The families behind Porsche SE are considering branching away from the car industry, as plans to combine automakers Porsche and Volkswagen gain momentum.
At Porsche SE’s annual general meeting on 25 June, the Porsche and Piech families, which control 90% the holding company’s common shares, voted unanimously to change the business’s charter.
The move means the holding company can invest in new business fields, such as energy, real estate and materials for the auto industry.
Without the change, Porsche SE would have been limited to managing its 50.7% of Volkswagen common shares once the integration of carmaker Porsche with VW finally goes ahead.
Speaking at the meeting, Martin Winterkorn, the chief executive of both VW and Porsche SE, said that by 2014, he hoped to complete the acquisition of the 50.1% Porsche shares that VW doesn’t already own.
Both carmakers are “excellently positioned for a successful future together”, he said, adding that the creation of an integrated group would allow Volkswagen and Porsche to “strengthen their competitive position once more”.

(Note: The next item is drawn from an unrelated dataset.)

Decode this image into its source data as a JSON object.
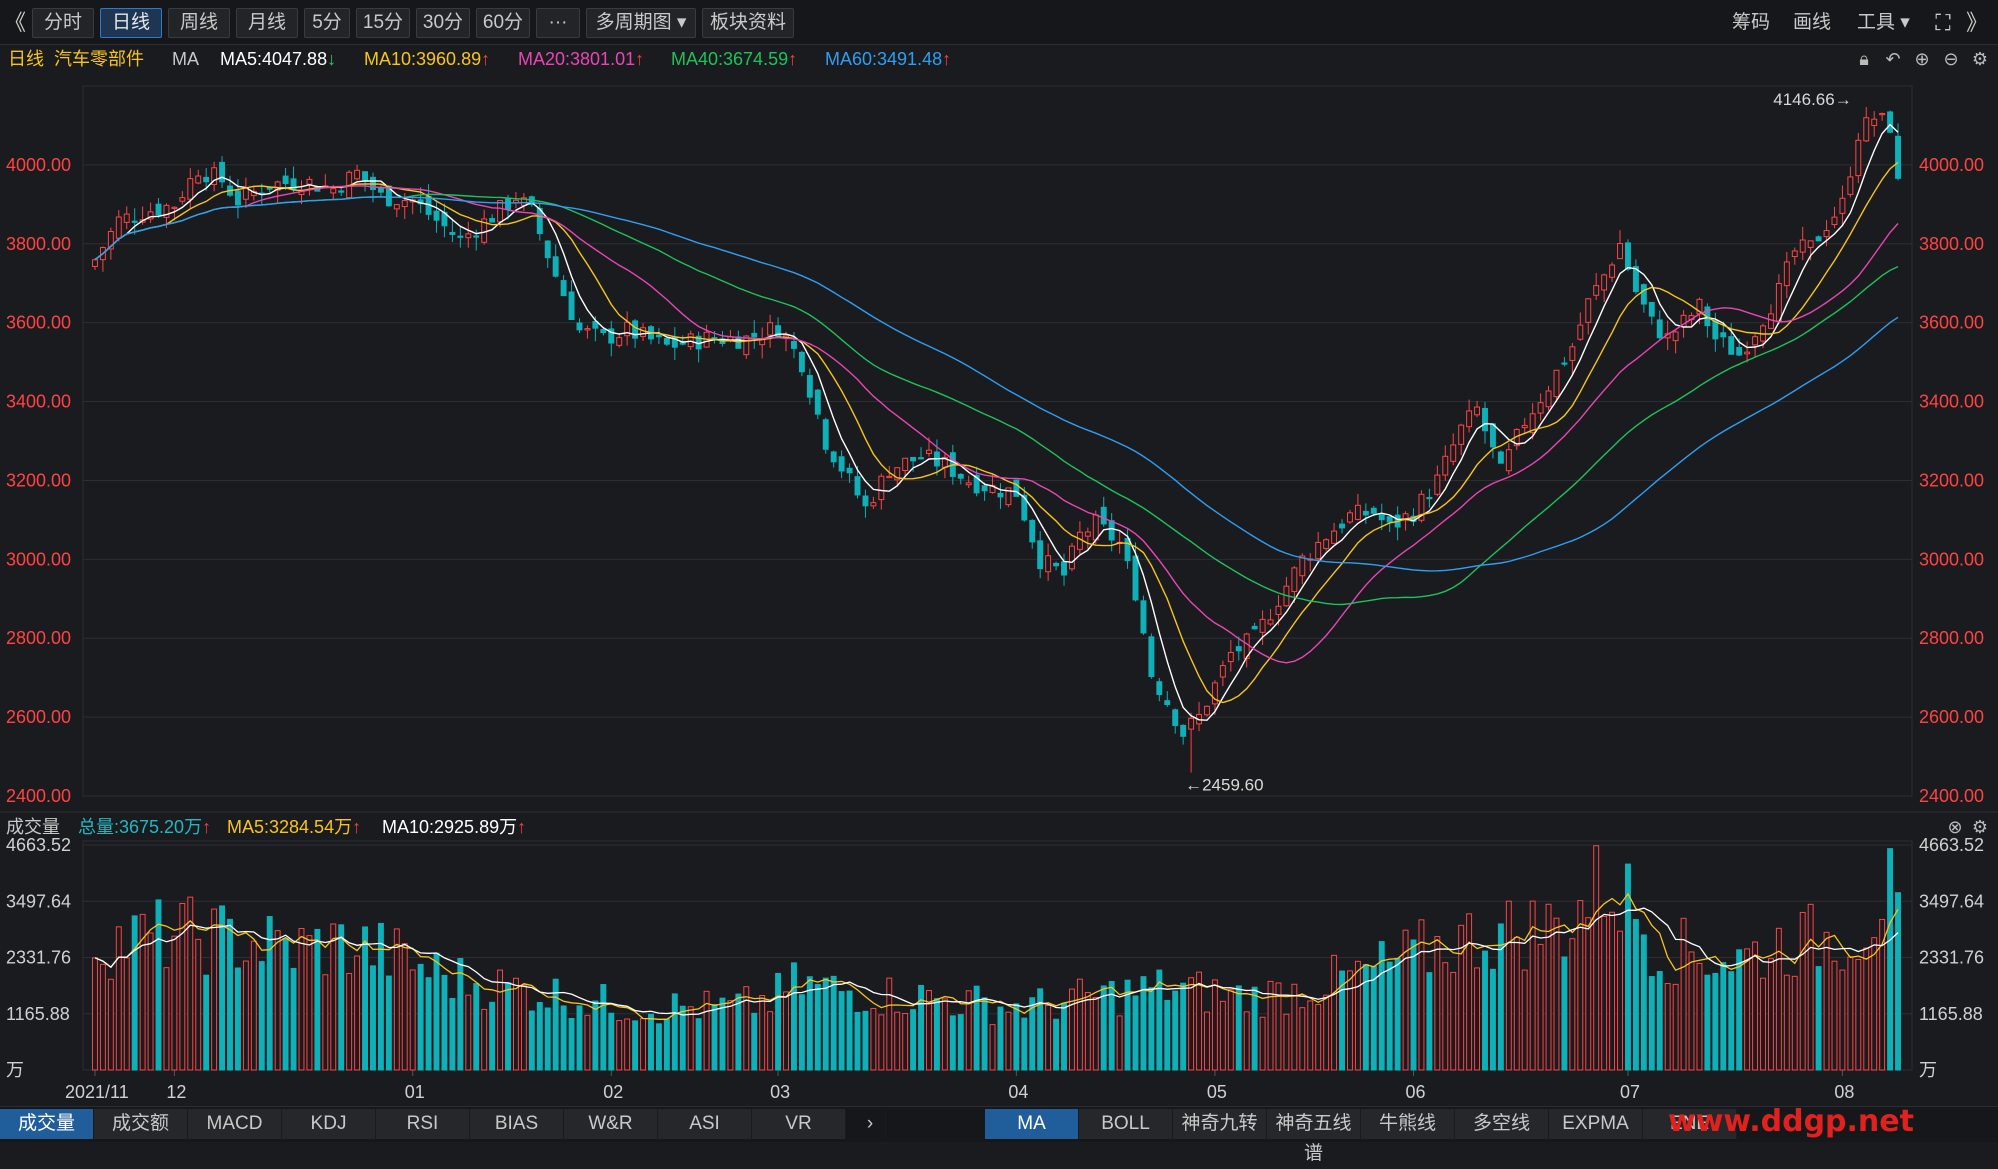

"We want to complete the integrated automotive group at economically viable conditions and as quickly as possible," Winterkorn said.
The companies first agreed to merge in 2009, but this was called off last year because of legal issues. However, since then, the companies have been searching for another solution – with the sale of Porsche to VW looking most likely.
However, Porsche currently faces lawsuits in the US and in Europe from shareholders claiming they were misled over the merger. A legal hearing is currently taking place in Germany.